Hey everyone, in this post we’ll see how to use pg_partman to automatically create partitions:

Let’s consider a scenario where in we have an events table which contains some information with the timestamp:

Before we jump on to create partitioned table, let’s actually create a normal table and see how is the query time,

CREATE TABLE events (
 id bigserial, 
 created_at timestamptz
);

Let’s insert 10 Crore records into this table (Took around 4 minutes on my system)

INSERT INTO 
events (id, created_at) 
VALUES 
(
generate_series(1, 100000000), 
timestamptz '2023-08-01 00:00:00 UTC' + random() * INTERVAL '31 days'
)

Now let’s see how much time does it take to query count of events logged on a particular day,

EXPLAIN ANALYZE
SELECT count(*) 
FROM events 
WHERE 
created_at >= '2023-08-05 00:00:00' 
AND 
created_at < '2023-08-06 00:00:00';

Execution Time: 6271.237 ms

Now, let’s create an index and see how much improvement we get on same query,

CREATE INDEX events_created_at_idx ON events (created_at);

Execution Time: 1068.649 ms

Now, let’s see the performance on the table partitioned by created_at, each partition holding data for a day

CREATE TABLE events_v2 (
 id bigserial,
 created_at timestamptz
) PARTITION BY RANGE(created_at);

SELECT 
partman.create_parent('public.events_v2', 'created_at', 'native', 'daily');

Now, let’s copy the data of events table to events_v2 table

INSERT INTO events_v2
SELECT * FROM events;

If we see the description of table now, we will find that there are total 10 partitions, 9 based on range and 1 default partition,

\d+ events_v2;

Now, let’s run partition_data_proc to move data out of the default to their respective partitions as per predefined partition definition

CALL partman.partition_data_proc('public.events_v2');

Now, we will run VACUUM ANALYZE so as to clean up dead rows and refresh the statistics used by the query planner.

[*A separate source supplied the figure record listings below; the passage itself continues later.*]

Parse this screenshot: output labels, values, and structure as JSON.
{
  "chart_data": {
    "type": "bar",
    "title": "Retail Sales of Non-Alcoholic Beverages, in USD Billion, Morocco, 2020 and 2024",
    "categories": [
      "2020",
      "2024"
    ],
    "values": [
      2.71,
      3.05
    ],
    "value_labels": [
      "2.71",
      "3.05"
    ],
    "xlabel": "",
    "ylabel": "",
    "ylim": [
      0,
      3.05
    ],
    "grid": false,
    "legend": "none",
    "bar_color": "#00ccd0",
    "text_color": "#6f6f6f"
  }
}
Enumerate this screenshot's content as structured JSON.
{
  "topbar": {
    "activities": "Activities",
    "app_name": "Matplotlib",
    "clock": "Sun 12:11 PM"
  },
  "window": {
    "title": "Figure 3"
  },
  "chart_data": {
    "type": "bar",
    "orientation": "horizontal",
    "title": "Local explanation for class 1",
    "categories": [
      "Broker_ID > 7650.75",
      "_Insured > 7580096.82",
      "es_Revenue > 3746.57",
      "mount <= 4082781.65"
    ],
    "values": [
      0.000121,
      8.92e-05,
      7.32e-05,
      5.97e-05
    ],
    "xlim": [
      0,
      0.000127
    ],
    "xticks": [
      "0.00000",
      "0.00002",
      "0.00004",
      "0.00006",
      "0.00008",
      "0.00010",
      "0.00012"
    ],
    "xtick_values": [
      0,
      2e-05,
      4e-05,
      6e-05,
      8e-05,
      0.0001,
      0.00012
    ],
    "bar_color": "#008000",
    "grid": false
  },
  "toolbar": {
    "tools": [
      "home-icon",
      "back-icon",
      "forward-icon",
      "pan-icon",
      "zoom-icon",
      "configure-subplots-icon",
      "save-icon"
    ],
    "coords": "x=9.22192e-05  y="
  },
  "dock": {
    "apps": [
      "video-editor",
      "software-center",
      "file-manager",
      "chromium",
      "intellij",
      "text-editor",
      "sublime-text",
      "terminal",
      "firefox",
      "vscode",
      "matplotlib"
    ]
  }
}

Now, let’s see the performance of same query as we did for non-partitioned table

EXPLAIN ANALYZE
SELECT count(*) 
FROM events_v2 
WHERE 
created_at >= '2023-08-05 00:00:00' 
AND 
created_at < '2023-08-06 00:00:00';

Execution Time: 946.281 ms

You might be thinking no worth creating partitions as we are still getting same performance as we were getting in case of non-partitioned indexed table, but there’s a catch

Let’s now create index in case of partitioned table as well and see the performace improvements

CREATE INDEX events_v2_created_at_idx ON events_v2 (created_at)

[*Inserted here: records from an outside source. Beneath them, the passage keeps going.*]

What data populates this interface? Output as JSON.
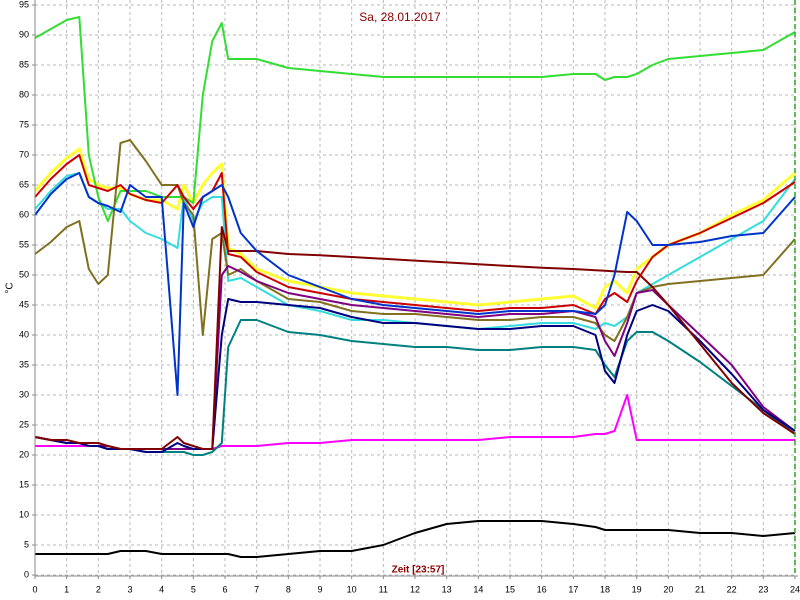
{
  "chart_data": {
    "type": "line",
    "title": "Sa, 28.01.2017",
    "x_label": "Zeit [23:57]",
    "y_label": "°C",
    "grid": true,
    "xlim": [
      0,
      24
    ],
    "xticks": [
      0,
      1,
      2,
      3,
      4,
      5,
      6,
      7,
      8,
      9,
      10,
      11,
      12,
      13,
      14,
      15,
      16,
      17,
      18,
      19,
      20,
      21,
      22,
      23,
      24
    ],
    "ylim": [
      0,
      95
    ],
    "yticks": [
      0,
      5,
      10,
      15,
      20,
      25,
      30,
      35,
      40,
      45,
      50,
      55,
      60,
      65,
      70,
      75,
      80,
      85,
      90,
      95
    ],
    "x": [
      0,
      0.5,
      1,
      1.4,
      1.7,
      2,
      2.3,
      2.7,
      3,
      3.5,
      4,
      4.5,
      4.7,
      5,
      5.3,
      5.6,
      5.9,
      6.1,
      6.5,
      7,
      8,
      9,
      10,
      11,
      12,
      13,
      14,
      15,
      16,
      17,
      17.7,
      18,
      18.3,
      18.7,
      19,
      19.5,
      20,
      21,
      22,
      23,
      24
    ],
    "series": [
      {
        "color": "#ffff33",
        "width": 3,
        "values": [
          64,
          67,
          69.5,
          71,
          66,
          65,
          64.5,
          64.5,
          63.5,
          62.5,
          62.5,
          61,
          65,
          62,
          65,
          67,
          68.5,
          54.5,
          53.5,
          51,
          49,
          48,
          47,
          46.5,
          46,
          45.5,
          45,
          45.5,
          46,
          46.5,
          44.5,
          48,
          49,
          47,
          51,
          53,
          55,
          57,
          60,
          62.5,
          67
        ]
      },
      {
        "color": "#33dddd",
        "width": 2,
        "values": [
          61,
          64,
          66.5,
          67,
          63,
          62,
          61,
          61,
          59,
          57,
          56,
          54.5,
          63,
          59,
          62,
          63,
          63,
          49,
          49.5,
          48,
          45,
          44,
          42.5,
          42.5,
          42,
          41.5,
          41,
          41.5,
          42,
          42,
          41,
          42,
          41.5,
          43,
          47,
          48.5,
          50,
          53,
          56,
          59,
          66
        ]
      },
      {
        "color": "#33dd33",
        "width": 2,
        "values": [
          89.5,
          91,
          92.5,
          93,
          70,
          63,
          59,
          64,
          64,
          64,
          63,
          63,
          63,
          62,
          80,
          89,
          92,
          86,
          86,
          86,
          84.5,
          84,
          83.5,
          83,
          83,
          83,
          83,
          83,
          83,
          83.5,
          83.5,
          82.5,
          83,
          83,
          83.5,
          85,
          86,
          86.5,
          87,
          87.5,
          90.5
        ]
      },
      {
        "color": "#ff00ff",
        "width": 2,
        "values": [
          21.5,
          21.5,
          21.5,
          21.5,
          21.5,
          21.5,
          21,
          21,
          21,
          21,
          21,
          21,
          21,
          21,
          21,
          21,
          21.5,
          21.5,
          21.5,
          21.5,
          22,
          22,
          22.5,
          22.5,
          22.5,
          22.5,
          22.5,
          23,
          23,
          23,
          23.5,
          23.5,
          24,
          30,
          22.5,
          22.5,
          22.5,
          22.5,
          22.5,
          22.5,
          22.5
        ]
      },
      {
        "color": "#807020",
        "width": 2,
        "values": [
          53.5,
          55.5,
          58,
          59,
          51,
          48.5,
          50,
          72,
          72.5,
          69,
          65,
          65,
          62,
          60,
          40,
          56,
          57,
          50,
          51,
          49,
          46,
          45.5,
          44,
          43.5,
          43.5,
          43,
          42.5,
          42.5,
          43,
          43,
          42,
          40,
          39,
          43,
          47,
          48,
          48.5,
          49,
          49.5,
          50,
          56
        ]
      },
      {
        "color": "#008080",
        "width": 2,
        "values": [
          23,
          22.5,
          22,
          22,
          21.5,
          21.5,
          21,
          21,
          21,
          20.5,
          20.5,
          20.5,
          20.5,
          20,
          20,
          20.5,
          22,
          38,
          42.5,
          42.5,
          40.5,
          40,
          39,
          38.5,
          38,
          38,
          37.5,
          37.5,
          38,
          38,
          37.5,
          35,
          33,
          39,
          40.5,
          40.5,
          39,
          35.5,
          31.5,
          27.5,
          23.5
        ]
      },
      {
        "color": "#800080",
        "width": 2,
        "values": [
          23,
          22.5,
          22,
          22,
          21.5,
          21.5,
          21.5,
          21,
          21,
          21,
          21,
          21,
          21,
          21,
          21,
          21,
          50,
          51.5,
          50.5,
          49,
          47,
          46,
          45,
          44.5,
          44,
          43.5,
          43,
          43.5,
          43.5,
          44,
          43,
          39,
          36.5,
          42,
          47,
          47.5,
          45,
          40,
          35,
          28,
          24
        ]
      },
      {
        "color": "#000080",
        "width": 2,
        "values": [
          23,
          22.5,
          22,
          22,
          21.5,
          21.5,
          21,
          21,
          21,
          20.5,
          20.5,
          22,
          21.5,
          21,
          21,
          21,
          40,
          46,
          45.5,
          45.5,
          45,
          44.5,
          43,
          42,
          42,
          41.5,
          41,
          41,
          41.5,
          41.5,
          40,
          34,
          32,
          40,
          44,
          45,
          44,
          39,
          33.5,
          27.5,
          24
        ]
      },
      {
        "color": "#800000",
        "width": 2,
        "values": [
          23,
          22.5,
          22.5,
          22,
          22,
          22,
          21.5,
          21,
          21,
          21,
          21,
          23,
          22,
          21.5,
          21,
          21,
          58,
          54,
          54,
          54,
          53.5,
          53.3,
          53,
          52.7,
          52.4,
          52.1,
          51.8,
          51.5,
          51.2,
          51,
          50.8,
          50.7,
          50.6,
          50.5,
          50.5,
          48,
          45,
          38.5,
          32,
          27,
          23.5
        ]
      },
      {
        "color": "#cc0000",
        "width": 2,
        "values": [
          63,
          66,
          68.5,
          70,
          65,
          64.5,
          64,
          65,
          63.5,
          62.5,
          62,
          65,
          63,
          61,
          63,
          64,
          67,
          53.5,
          53,
          50.5,
          48,
          47,
          46,
          45.5,
          45,
          44.5,
          44,
          44.5,
          44.5,
          45,
          43.5,
          46,
          47,
          45.5,
          49,
          53,
          55,
          57,
          59.5,
          62,
          65.5
        ]
      },
      {
        "color": "#0033cc",
        "width": 2,
        "values": [
          60,
          63.5,
          66,
          67,
          63,
          62,
          61.5,
          60.5,
          65,
          63,
          63,
          30,
          62,
          58,
          63,
          64,
          65,
          63,
          57,
          54,
          50,
          48,
          46,
          45,
          44.5,
          44,
          43.5,
          44,
          44,
          44,
          43.5,
          45,
          50,
          60.5,
          59,
          55,
          55,
          55.5,
          56.5,
          57,
          63
        ]
      },
      {
        "color": "#000000",
        "width": 2,
        "values": [
          3.5,
          3.5,
          3.5,
          3.5,
          3.5,
          3.5,
          3.5,
          4,
          4,
          4,
          3.5,
          3.5,
          3.5,
          3.5,
          3.5,
          3.5,
          3.5,
          3.5,
          3,
          3,
          3.5,
          4,
          4,
          5,
          7,
          8.5,
          9,
          9,
          9,
          8.5,
          8,
          7.5,
          7.5,
          7.5,
          7.5,
          7.5,
          7.5,
          7,
          7,
          6.5,
          7
        ]
      }
    ]
  }
}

We still see the same performance than what’s the catch?

Now, let’s actually set 48M memory limit to container and see how it changes the performance scenarios

Above illustration clearly reflects how a partitioned table outperforms a non-partitioned table in a memory constraint enviroment which is generally the case in real production systems where we might have billions of rows and limited memory.